Pour sa première interview, Jean-Pierre Farandou table sur l’ouverture et la concertation. Une tentative d’apaiser le climat dans l’entreprise alors que la grève se poursuit dans un secteur névralgique : le centre de maintenance de Châtillon.

Je ne tape pas sur mon prédécesseur mais je voudrais repartir sur des bases nouvelles : c’est, en substance, le message qui apparaît en filigrane de la première interview donnée par Jean-Pierre Farandou au Journal du dimanche, deux jours après son arrivée à la tête de la SNCF secouée par plusieurs mouvements sociaux. «Cette agitation témoigne de la préoccupation des salariés. Je l’entends. Quant aux organisations syndicales, elles estiment que le dialogue social est insuffisant. Je veux renouer le fil», explique le nouveau président. A propos du malaise social actuel, il enfonce même le clou en affirmant : «Les réorganisations, les changements d’organigramme, de liens hiérarchiques, de responsabilités ont été trop fréquents ces dernières années. Pour chaque projet lancé, je vais demander aux managers de se poser deux questions. Est-ce bon pour le client, est-ce bon pour la compétitivité de l’entreprise ?»

«Porte de sortie»

Histoire de faire retomber la pression, le nouveau président de la SNCF manie donc le temps long. Il se donne un an pour définir le nouveau projet d’entreprise «car on ne peut pas faire moins». Un discours plutôt bien accueilli par le secrétaire général de l’Unsa ferroviaire, la deuxième organisation syndicale de la SNCF, Didier Mathis. «Farandou tient le rôle de président qui calme le jeu et évite de mettre de l’huile sur le feu, explique-t-il à Libération. Il veut être en rupture avec la méthode du passé en réunissant les organisations syndicales pour trouver une porte de sortie.»

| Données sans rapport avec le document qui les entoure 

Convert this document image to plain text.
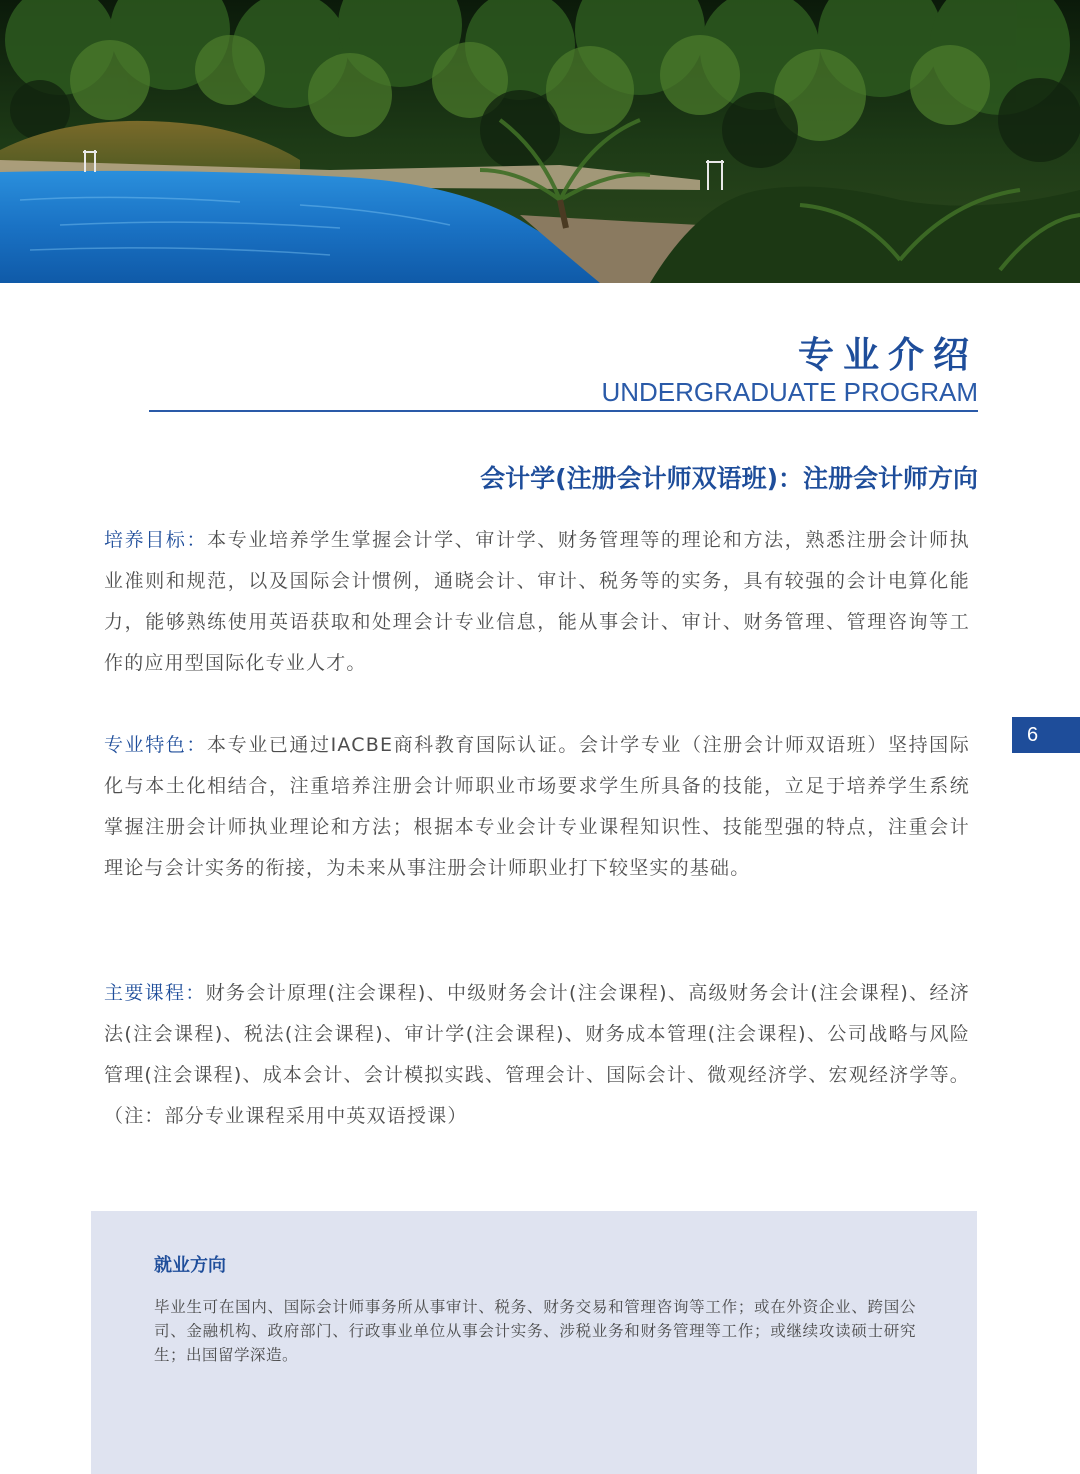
专业介绍
UNDERGRADUATE PROGRAM
会计学(注册会计师双语班)：注册会计师方向

培养目标：本专业培养学生掌握会计学、审计学、财务管理等的理论和方法，熟悉注册会计师执业准则和规范，以及国际会计惯例，通晓会计、审计、税务等的实务，具有较强的会计电算化能力，能够熟练使用英语获取和处理会计专业信息，能从事会计、审计、财务管理、管理咨询等工作的应用型国际化专业人才。

专业特色：本专业已通过IACBE商科教育国际认证。会计学专业（注册会计师双语班）坚持国际化与本土化相结合，注重培养注册会计师职业市场要求学生所具备的技能，立足于培养学生系统掌握注册会计师执业理论和方法；根据本专业会计专业课程知识性、技能型强的特点，注重会计理论与会计实务的衔接，为未来从事注册会计师职业打下较坚实的基础。

主要课程：财务会计原理(注会课程)、中级财务会计(注会课程)、高级财务会计(注会课程)、经济法(注会课程)、税法(注会课程)、审计学(注会课程)、财务成本管理(注会课程)、公司战略与风险管理(注会课程)、成本会计、会计模拟实践、管理会计、国际会计、微观经济学、宏观经济学等。（注：部分专业课程采用中英双语授课）

6
就业方向

毕业生可在国内、国际会计师事务所从事审计、税务、财务交易和管理咨询等工作；或在外资企业、跨国公司、金融机构、政府部门、行政事业单位从事会计实务、涉税业务和财务管理等工作；或继续攻读硕士研究生；出国留学深造。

Néanmoins les sujets qui fâchent demeurent. A commencer par la polémique entourant les conducteurs qui ont exercé leur droit de retrait après l’accident, le 16 octobre, d’un TER à un passage à niveau à Saint-Pierre-sur-Vence. Jean-Pierre Farandou voit dans ce mouvement «un exercice illégitime et généralisé de ce droit». Ce n’est pas vraiment la vision des organisations représentatives des salariés. «Ce droit de retrait est légal notamment au regard de certaines réponses formulées par l’inspection du travail. Si l’entreprise va en justice et perd, il lui en coûtera 10 000 euros de frais par agent», estime Didier Mathis de l’Unsa ferroviaire. Position quasi identique pour SUD rail par la voix de son secrétaire national Fabien Dumas, qui s’interroge : «Si le droit de retrait est considéré comme illégal, pourquoi l’entreprise n’est-elle pas allée en justice ?»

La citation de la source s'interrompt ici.